Which means that my harddrive is now encryted by a method I did not choose and using a key I did not generate nor know what it is.


On its Windows Vista website, Microsoft says Bitlocker Drive Encryption "provides considerable off-line data and operating system protection for your computer".

"BitLocker ensures that data stored on a computer running Windows Vista is not revealed if the machine is tampered with when the installed operating system is offline," it says.



The TPM (Trusted Platform Module) is a hardware device on your motherboard used for cryptographic key generation and storage. From this statement, if you have Windows Vista already installed, you might not be able to install alternate operating systems (Linux, BSD, etc., even though some Linux distros do have a TPM stack) nor even REINSTALL Windows Vista when you get hit by that next virus. You don't have the crypto key and your motherboard has a hardware lock that may prevent you from using the hardware you purchased in a manner of your choosing. I base this on the statement " Access to data and secrets in a platform could be denied if the boot sequence is not as expected." [From the Trusted Computing Group FAQ.]

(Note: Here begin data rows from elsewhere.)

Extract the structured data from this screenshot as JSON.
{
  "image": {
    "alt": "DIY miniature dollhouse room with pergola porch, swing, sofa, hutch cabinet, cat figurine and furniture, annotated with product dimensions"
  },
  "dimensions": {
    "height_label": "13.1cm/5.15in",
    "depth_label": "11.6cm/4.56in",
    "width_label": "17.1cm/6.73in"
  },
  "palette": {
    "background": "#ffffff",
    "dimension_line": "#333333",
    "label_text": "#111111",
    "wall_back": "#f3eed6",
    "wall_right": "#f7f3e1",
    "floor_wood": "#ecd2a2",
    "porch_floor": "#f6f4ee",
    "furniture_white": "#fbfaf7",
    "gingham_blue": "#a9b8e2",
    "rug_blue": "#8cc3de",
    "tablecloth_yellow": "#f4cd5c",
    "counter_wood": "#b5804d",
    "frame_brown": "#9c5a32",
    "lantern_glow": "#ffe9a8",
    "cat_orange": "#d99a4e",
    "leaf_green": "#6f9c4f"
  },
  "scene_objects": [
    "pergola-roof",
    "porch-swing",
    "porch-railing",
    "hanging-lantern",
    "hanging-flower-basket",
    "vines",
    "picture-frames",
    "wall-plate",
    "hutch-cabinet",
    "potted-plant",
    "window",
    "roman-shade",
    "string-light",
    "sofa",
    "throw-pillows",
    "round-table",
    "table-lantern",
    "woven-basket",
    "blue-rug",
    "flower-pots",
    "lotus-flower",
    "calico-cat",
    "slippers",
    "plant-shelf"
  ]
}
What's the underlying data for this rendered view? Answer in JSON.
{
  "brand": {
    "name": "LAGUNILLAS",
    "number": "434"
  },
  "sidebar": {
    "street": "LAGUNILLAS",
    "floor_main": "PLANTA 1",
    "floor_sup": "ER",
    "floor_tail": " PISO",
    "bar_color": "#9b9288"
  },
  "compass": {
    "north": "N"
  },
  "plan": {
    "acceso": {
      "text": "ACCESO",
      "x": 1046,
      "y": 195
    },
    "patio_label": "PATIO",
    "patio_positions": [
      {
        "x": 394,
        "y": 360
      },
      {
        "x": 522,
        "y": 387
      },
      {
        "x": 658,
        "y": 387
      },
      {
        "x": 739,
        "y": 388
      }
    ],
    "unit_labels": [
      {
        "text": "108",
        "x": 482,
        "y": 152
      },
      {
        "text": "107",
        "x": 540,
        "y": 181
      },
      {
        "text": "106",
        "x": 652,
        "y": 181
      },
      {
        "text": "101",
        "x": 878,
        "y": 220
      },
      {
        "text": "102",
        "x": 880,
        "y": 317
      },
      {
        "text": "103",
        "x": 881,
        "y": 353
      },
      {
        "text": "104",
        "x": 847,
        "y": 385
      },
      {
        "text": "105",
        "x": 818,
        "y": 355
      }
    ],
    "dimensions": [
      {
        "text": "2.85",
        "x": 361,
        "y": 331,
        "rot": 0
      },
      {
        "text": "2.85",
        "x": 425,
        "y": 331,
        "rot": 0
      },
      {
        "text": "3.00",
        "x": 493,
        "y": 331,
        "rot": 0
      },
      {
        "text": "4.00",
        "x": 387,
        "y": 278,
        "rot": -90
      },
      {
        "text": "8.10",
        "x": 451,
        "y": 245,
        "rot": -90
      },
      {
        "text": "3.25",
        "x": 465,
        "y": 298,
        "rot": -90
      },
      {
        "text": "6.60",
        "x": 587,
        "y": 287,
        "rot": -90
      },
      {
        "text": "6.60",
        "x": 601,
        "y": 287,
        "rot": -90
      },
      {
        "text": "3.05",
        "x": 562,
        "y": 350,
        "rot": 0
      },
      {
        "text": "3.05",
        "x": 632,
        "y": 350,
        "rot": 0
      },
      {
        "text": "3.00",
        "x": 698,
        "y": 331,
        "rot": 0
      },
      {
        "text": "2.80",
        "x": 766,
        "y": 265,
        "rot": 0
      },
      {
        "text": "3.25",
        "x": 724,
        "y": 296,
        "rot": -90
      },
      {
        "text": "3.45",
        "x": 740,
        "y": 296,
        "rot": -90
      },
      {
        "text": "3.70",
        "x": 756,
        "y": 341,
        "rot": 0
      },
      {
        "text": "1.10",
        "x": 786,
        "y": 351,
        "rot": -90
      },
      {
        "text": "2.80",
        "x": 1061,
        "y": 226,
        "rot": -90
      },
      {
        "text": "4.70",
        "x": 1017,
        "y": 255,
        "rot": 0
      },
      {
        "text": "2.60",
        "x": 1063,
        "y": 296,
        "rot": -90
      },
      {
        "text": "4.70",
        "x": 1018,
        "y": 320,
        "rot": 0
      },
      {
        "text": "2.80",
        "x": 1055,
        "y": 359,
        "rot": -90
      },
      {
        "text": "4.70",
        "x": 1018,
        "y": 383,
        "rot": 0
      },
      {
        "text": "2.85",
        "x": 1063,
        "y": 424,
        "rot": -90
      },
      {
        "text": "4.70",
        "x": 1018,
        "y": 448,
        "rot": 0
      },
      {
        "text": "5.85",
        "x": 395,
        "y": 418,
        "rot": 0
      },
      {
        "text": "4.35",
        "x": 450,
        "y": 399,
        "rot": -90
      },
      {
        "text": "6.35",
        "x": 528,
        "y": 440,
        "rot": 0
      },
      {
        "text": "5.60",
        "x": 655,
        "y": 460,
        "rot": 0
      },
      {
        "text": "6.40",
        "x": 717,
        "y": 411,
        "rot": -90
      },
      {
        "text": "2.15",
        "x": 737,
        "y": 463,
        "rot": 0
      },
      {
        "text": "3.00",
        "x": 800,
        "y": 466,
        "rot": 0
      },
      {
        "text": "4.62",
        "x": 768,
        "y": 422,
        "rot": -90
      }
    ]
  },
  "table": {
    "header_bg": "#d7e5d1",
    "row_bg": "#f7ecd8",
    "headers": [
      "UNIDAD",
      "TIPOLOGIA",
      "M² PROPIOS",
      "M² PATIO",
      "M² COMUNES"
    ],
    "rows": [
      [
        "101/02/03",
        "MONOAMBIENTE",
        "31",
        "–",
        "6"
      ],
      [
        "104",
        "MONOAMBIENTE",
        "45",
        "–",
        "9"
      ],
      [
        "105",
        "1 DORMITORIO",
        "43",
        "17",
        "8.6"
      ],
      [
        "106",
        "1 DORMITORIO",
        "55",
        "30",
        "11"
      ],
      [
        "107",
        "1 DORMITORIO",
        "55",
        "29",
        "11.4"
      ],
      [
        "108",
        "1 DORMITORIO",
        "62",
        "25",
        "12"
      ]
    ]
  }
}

When does the computer I bought become mine?

Does anyone out there still think Digital Rights Management is still a good idea? This whole problem was brought about by Microsoft's arrogance and denial that their lack of secure software model is the main problem. This is Microsoft forcing the industry to apply a bandaid to their OS. In the end, it will not make Windows more secure. It gives them even more opportunity to be lax in their software design.
Comments 
22nd-Feb-2006 05:56 pm (UTC) - Digital Rights Management
Anonymous coward
This is a nightmare for geeks who fix computers everywhere. Sounds to me like Windows is shooting itself in the foot. All you need is a good virus to fuck that hard drive, and blammo, the world is at it's feet.

Wow. I really hope that this Windows Vista TPM doesn't get it's ugly beasty head above the water.

Lena
22nd-Feb-2006 06:11 pm (UTC) - Re: Digital Rights Management
I promise you, TPM will be hacked. Eventually.
22nd-Feb-2006 06:21 pm (UTC) - Re: Digital Rights Management
I mean the hardware and its software API. The SHA-1 hash algorithm has already been cracked.